Kalla Malla
Der Videogame-Produzent Johnny Dash unternimmt mit seinen Angestellten regelmäßig Ausflüge, um so die Motivation und den Teamgeist zu stärken. An diesem Wochenende begibt er sich mit einigen seiner Mitarbeiter in den Jasper Park in North Carolina, wo die Crew bei einem Paintball-Spiel ein hautnahes Gefühl für Taktik entwickeln soll. Die Reise dorthin verläuft aber nicht ganz wie geplant und so erkundigt sich die Gruppe bei einem nicht sehr vertrauenserweckenden Redneck nach dem weiteren Weg. Dieser hat sogar eine Abkürzung für die abenteuerlustigen Videospiel-Designer parat, welche die Gruppe alsbald an ihr Ziel führt. Inmitten der idyllischen Wälder teilen sich die Yuppies nach ihrer Ankunft sodann in zwei Teams auf, um in Tarnanzügen und mit Paintball-Waffen ausgestattet die Jagd auf ihre Gegner zu eröffnen. Was als lustiges Spiel beginnt, entwickelt sich jedoch schnell zum grausamen Ernst, als die jungen Leute erkennen müssen, dass sie scheinbar nicht alleine in den Wäldern sind. Eine inzestuöse Gruppe religöser Fanatiker hat sich hier vor geraumer Zeit niedergelassen und rückt den Großstädtern alsbald bis an die Zähne bewaffnet zu Leibe...

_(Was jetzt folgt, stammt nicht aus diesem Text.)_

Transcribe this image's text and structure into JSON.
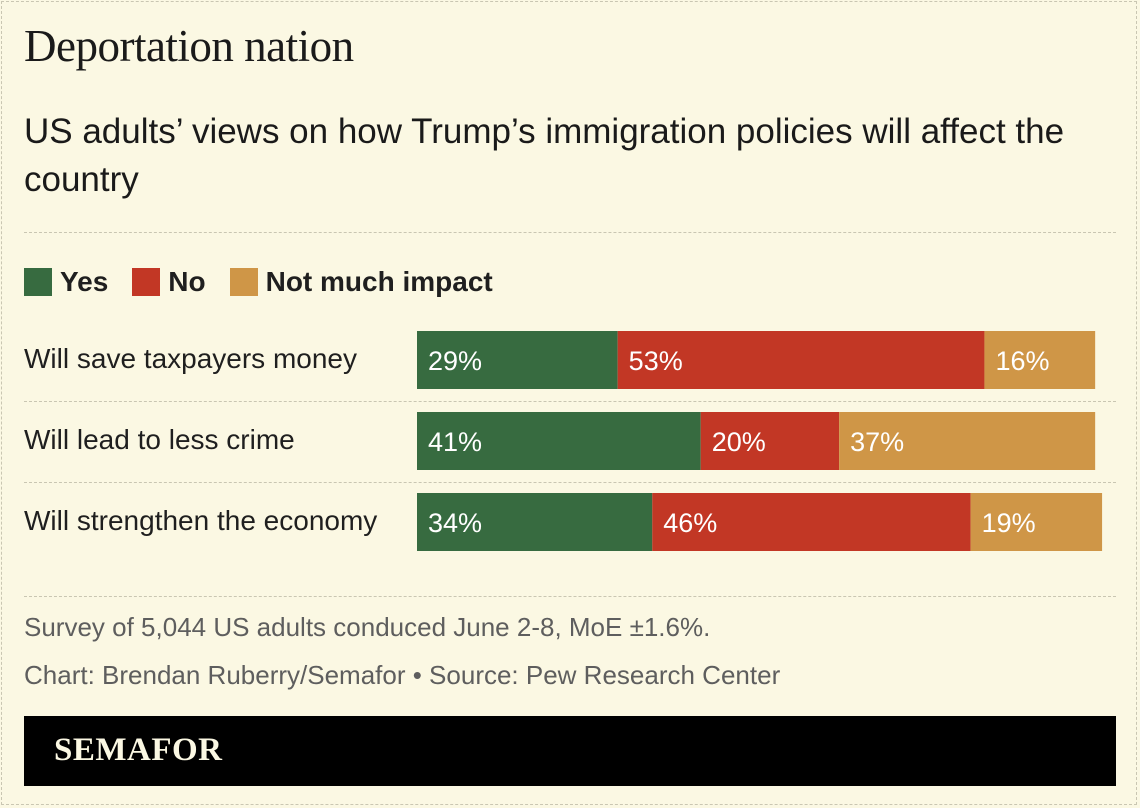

Ein wahrhaft kreatives Meisterstück und eine immens wichtige Bereicherung für das gesamte Horrorgenre ist es, was sich Drehbuchautor Anthony Jaswinski und Regisseur Marty Weiss da ausgedacht und unter dem Originaltitel Backwoods in den Kasten gebracht haben. Wann war denn auch jemals zuvor zu sehen, wie eine Gruppe Großstädter in den abgeschiedenen Hinterlanden Amerikas von zurückgebliebenen Rednecks verfolgt und gemeuchelt wird? Für eine derart ausgefeilte Ausarbeitung eines derart heiklen und aktuellen Themas gebührt den Verantwortlichen im Grunde ein Respekt gezollt, dem ein paar nerdhafte Horror-Geeks, welche den tiefgründigen Gehalt eines solchen Filmes onehin nicht verstehen würden, niemals gerecht werden können. Jasper Park ist genau der Horrorfilm, auf den das Genre nun schon seit Jahren gewartet hat.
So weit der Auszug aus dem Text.